Like many other legal aspects, the norms and requirements of a civil association vary depending on the legal framework of each country, although in general they are required to:

  • That they gather a minimum of formal associates.
  • That they have an act of creation and statutes approved by the public administration.
  • That its internal functioning is governed by democratic and legal principles.
  • That there is a formal accounting available for any type of audit.

Civil association and civil society

It is not advisable to confuse a civil association with a civil society. This last term has a very distant meaning, typical of political science: civil society is the set of civilian forces in society. In addition, in many legal areas, unlike civil associations, which are not for profit, civil societies are those that have economic purposes.

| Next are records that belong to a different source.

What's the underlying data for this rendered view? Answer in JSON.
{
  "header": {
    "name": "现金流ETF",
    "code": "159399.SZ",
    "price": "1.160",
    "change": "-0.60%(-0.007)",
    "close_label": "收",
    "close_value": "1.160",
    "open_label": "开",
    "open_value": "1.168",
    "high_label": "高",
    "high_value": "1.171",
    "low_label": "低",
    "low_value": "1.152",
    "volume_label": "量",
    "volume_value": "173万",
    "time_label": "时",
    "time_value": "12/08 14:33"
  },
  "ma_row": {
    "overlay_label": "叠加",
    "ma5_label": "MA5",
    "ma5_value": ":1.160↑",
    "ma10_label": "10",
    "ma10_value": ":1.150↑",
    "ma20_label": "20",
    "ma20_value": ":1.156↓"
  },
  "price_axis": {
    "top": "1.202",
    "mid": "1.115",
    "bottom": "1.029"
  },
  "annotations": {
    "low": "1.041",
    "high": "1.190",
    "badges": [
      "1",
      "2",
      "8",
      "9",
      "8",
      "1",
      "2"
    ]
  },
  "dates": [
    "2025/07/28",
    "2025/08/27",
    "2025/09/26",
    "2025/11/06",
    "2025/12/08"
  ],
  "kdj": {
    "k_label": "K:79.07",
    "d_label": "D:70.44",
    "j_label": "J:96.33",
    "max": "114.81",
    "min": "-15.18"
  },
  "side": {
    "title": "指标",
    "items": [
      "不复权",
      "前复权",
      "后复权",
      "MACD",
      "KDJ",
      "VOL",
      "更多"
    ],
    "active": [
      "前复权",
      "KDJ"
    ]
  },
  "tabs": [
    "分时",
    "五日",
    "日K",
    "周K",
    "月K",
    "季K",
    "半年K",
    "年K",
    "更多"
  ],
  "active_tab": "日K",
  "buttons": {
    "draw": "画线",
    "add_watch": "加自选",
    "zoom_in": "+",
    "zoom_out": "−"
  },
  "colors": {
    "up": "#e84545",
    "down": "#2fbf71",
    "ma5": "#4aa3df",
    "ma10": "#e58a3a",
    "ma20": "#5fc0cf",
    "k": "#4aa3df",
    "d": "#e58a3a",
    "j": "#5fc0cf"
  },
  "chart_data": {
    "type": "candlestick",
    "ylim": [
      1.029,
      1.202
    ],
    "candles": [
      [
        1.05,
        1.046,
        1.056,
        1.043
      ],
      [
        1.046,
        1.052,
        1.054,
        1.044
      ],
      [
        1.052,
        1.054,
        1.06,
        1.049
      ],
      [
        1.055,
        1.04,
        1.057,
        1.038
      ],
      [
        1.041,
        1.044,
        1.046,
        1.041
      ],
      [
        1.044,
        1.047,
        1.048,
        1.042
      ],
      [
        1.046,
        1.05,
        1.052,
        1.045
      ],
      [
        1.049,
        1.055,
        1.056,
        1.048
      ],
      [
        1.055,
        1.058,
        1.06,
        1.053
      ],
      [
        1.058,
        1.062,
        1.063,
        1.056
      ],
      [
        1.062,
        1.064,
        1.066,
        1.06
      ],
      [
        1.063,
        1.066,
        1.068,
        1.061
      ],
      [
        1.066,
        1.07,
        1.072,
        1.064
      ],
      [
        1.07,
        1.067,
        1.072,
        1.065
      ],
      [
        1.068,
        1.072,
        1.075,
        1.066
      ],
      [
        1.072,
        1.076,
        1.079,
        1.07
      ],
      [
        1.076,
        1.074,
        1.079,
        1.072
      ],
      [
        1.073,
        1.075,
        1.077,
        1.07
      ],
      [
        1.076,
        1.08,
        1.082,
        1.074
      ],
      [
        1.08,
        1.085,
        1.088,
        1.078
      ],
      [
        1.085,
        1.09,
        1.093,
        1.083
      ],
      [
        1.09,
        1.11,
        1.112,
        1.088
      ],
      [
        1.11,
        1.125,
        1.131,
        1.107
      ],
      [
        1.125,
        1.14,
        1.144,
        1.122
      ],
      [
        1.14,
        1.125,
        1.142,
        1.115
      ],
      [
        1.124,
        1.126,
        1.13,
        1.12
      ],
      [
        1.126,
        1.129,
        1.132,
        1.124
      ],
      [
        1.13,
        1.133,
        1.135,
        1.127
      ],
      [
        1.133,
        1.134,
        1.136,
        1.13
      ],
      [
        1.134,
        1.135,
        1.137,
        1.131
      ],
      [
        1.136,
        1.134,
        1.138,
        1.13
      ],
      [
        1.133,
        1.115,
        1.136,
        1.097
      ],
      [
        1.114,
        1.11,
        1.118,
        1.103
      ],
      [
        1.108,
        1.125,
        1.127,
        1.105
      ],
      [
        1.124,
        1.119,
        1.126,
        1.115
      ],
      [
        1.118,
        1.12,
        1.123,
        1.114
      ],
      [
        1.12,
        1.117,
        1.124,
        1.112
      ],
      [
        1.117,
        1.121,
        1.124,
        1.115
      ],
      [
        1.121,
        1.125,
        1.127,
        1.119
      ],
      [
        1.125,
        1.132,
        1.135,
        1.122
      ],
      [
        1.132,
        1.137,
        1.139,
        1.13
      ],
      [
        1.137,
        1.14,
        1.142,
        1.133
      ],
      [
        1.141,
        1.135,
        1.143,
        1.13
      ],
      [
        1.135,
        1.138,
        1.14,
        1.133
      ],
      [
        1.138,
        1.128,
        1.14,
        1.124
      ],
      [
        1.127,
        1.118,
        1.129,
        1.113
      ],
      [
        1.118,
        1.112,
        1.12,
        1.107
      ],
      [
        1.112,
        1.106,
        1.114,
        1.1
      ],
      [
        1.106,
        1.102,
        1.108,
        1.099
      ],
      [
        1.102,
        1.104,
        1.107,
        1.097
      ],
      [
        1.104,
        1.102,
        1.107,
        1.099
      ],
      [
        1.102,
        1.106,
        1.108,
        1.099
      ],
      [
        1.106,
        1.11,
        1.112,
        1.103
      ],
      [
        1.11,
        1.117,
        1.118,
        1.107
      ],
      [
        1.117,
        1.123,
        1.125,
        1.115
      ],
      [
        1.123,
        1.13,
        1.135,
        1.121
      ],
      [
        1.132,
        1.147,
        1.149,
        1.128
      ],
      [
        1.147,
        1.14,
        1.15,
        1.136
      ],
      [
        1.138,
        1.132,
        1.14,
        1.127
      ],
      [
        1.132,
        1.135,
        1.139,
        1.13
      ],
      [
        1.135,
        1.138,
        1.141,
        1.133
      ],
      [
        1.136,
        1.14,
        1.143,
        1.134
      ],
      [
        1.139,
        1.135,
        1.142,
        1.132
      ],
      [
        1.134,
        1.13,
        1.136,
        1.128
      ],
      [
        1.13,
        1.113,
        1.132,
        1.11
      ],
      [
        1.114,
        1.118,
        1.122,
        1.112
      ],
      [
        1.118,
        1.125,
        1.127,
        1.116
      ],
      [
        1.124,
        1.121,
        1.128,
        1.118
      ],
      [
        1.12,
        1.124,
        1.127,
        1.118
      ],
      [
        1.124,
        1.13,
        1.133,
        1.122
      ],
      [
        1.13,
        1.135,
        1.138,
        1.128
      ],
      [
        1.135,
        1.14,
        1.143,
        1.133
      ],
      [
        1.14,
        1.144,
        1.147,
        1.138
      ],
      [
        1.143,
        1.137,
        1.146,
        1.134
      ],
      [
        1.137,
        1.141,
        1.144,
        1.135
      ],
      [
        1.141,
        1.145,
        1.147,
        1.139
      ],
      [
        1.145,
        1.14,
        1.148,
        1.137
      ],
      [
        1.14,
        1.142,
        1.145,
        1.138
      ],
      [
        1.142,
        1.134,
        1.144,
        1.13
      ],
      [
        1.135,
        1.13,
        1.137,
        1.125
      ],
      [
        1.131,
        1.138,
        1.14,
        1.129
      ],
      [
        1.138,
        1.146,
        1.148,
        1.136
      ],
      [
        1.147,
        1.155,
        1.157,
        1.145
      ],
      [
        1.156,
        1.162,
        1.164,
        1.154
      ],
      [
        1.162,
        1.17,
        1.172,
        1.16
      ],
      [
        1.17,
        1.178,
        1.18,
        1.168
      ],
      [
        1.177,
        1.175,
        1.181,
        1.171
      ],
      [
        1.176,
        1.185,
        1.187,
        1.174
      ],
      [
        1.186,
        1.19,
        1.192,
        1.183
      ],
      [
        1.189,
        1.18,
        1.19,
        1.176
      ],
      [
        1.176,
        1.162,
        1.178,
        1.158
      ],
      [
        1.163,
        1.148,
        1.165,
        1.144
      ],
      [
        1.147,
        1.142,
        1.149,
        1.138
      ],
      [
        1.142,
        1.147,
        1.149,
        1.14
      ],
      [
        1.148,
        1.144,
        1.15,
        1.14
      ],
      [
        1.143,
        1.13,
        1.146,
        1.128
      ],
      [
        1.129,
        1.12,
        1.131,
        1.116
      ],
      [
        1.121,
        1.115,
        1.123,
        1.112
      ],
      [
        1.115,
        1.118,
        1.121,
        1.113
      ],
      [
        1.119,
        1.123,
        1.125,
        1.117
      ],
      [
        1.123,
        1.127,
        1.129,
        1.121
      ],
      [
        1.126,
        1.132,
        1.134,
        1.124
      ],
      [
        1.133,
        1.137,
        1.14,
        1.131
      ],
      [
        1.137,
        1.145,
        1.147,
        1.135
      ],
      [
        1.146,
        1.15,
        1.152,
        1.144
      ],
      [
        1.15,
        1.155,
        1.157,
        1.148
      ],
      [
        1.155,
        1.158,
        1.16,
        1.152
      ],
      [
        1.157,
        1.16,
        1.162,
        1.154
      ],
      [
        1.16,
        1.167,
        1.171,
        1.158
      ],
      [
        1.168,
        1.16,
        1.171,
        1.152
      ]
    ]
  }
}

This distinction may be less clear than it might seem, in cases where a charitable activity can be, at the same time, profitable or capitalizable, but it is important when paying tribute to the State. In a very broad sense, both civil societies and civil associations pursue altruistic ends, but the former do so with a commercial interest, while the latter will reinvest their earnings in the association itself.

Examples of civil associations

The following are examples of civil associations:

  • Civil Association for Equality and Justice (Argentina).
  • Mexican Association for the right to information.
  • PRISMA Charitable Association (Peru).
  • Consciencia Civil Association (Argentina).
  • Atlatl Project (Mexico).
  • SI Television Editions Association (Spain).
  • United States Association for International Migration (United States).